Looking at their previous posts they also seem to not cook their own food, at least not a couple of years ago:

https://www.withentropy.com/blog/2023-10-24-its_impossible_t...

They also believed nature was "a well-defined system" that provided "rewards":

https://www.withentropy.com/blog/2025-04-13-a_banal_paradise...

But it seems that they have now started to open up to the idea that, at least, social realities might not be well-defined, which they approach through a series of contrived thought experiments.
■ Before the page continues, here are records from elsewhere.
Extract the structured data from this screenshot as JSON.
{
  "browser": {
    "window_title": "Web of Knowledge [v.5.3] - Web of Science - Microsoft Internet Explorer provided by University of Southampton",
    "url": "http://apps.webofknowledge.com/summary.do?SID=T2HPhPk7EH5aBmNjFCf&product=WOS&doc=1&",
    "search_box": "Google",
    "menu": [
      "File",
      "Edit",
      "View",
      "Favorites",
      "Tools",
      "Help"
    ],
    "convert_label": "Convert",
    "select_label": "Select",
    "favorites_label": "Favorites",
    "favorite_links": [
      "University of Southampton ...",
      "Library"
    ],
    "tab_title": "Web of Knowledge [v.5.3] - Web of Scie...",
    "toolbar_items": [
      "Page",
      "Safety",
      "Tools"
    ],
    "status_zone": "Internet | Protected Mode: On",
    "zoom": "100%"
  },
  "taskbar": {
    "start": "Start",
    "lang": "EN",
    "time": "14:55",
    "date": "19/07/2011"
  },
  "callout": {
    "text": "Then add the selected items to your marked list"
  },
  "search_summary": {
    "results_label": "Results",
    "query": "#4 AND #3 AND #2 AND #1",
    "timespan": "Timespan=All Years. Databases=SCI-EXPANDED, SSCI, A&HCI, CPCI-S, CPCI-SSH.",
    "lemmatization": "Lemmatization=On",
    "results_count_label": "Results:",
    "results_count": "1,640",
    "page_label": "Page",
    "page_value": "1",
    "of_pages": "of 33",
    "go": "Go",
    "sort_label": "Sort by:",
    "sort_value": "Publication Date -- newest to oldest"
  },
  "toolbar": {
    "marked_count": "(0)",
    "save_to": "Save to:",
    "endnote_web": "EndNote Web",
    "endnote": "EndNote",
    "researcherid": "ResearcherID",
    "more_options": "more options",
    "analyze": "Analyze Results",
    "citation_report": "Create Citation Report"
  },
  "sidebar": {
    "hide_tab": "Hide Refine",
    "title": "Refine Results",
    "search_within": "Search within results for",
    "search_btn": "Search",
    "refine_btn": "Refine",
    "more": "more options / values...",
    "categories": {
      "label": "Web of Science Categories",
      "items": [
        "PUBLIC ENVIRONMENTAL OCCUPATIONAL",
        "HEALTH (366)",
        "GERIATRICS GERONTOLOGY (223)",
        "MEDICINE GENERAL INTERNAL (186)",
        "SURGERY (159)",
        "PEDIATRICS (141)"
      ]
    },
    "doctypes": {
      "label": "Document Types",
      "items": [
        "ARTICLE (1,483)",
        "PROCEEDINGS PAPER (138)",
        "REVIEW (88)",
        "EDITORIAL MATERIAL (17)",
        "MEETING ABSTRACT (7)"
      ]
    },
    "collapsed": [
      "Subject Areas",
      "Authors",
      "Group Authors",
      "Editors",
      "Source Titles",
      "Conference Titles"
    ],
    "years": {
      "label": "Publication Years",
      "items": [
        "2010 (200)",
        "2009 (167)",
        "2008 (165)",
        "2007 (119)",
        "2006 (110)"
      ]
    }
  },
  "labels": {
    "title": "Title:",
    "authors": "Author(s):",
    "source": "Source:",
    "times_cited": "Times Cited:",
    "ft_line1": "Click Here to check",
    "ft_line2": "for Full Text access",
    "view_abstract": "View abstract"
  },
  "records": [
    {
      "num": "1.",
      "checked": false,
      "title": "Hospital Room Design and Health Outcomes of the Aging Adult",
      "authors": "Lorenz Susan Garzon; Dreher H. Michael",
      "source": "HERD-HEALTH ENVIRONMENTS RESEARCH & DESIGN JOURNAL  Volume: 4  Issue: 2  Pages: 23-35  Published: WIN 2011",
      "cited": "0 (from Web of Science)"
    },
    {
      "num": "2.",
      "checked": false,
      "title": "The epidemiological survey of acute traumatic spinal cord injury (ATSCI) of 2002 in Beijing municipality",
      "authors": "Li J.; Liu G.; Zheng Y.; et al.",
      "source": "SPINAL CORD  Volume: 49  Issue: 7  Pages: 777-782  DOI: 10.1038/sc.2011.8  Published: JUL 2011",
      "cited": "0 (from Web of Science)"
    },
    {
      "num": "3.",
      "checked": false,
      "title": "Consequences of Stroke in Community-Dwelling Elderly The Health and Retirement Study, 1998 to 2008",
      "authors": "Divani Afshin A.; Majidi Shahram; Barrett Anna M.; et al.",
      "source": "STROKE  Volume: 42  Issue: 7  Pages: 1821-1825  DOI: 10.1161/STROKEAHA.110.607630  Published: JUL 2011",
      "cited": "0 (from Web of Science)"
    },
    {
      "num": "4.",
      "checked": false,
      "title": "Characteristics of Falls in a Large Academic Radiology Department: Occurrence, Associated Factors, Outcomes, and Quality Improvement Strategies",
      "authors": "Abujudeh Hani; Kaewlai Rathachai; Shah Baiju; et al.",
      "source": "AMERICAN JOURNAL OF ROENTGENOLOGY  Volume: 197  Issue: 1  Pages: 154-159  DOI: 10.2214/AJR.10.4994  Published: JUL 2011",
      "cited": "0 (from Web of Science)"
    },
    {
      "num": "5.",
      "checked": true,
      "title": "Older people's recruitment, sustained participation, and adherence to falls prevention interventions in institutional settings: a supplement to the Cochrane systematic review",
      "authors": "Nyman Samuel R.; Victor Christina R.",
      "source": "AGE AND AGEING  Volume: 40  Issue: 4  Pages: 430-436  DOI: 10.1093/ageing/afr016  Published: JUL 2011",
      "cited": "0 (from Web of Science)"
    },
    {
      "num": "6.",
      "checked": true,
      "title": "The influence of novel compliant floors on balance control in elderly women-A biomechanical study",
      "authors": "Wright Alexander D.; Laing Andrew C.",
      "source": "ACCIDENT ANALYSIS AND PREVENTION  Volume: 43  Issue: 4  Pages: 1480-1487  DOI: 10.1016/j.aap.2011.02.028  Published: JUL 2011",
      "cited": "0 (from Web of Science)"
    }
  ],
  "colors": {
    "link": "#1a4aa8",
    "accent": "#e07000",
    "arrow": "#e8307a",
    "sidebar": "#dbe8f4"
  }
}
While there sometimes might be wisdom to crowds, there commonly isn't. Concepts like 'groupthink', 'cult' and 'mass hysteria' hint at this. If you aren't part of any crowd you'll also be alone and quite vulnerable.

fhd2•9mo ago
It's a weird example. I think a better example might be the trust factor in service relationships.

To my clients, my company is not ...

1. ... the cheapest. I think we're maybe upper middle ground in terms of cost/value, but arguably not the best bang for buck _in the world_.

2. ... the best. We might be _one_ of the best available to them, but most likely we're not. I think we're "pretty good".

But we do have something other companies do not: Their _trust_. Most of our business comes from recommendations, so we start on high trust. Then, as we work together, we build even more trust over time. They could probably find a service provider that's both cheaper and better if they looked hard enough, but they wouldn't be able to trust them as much. They could of course take that gamble, but the existing trust arguably gives us an edge.

Doesn't change the point of the article, which I think makes sense. Just a pretty odd example, as you pointed out.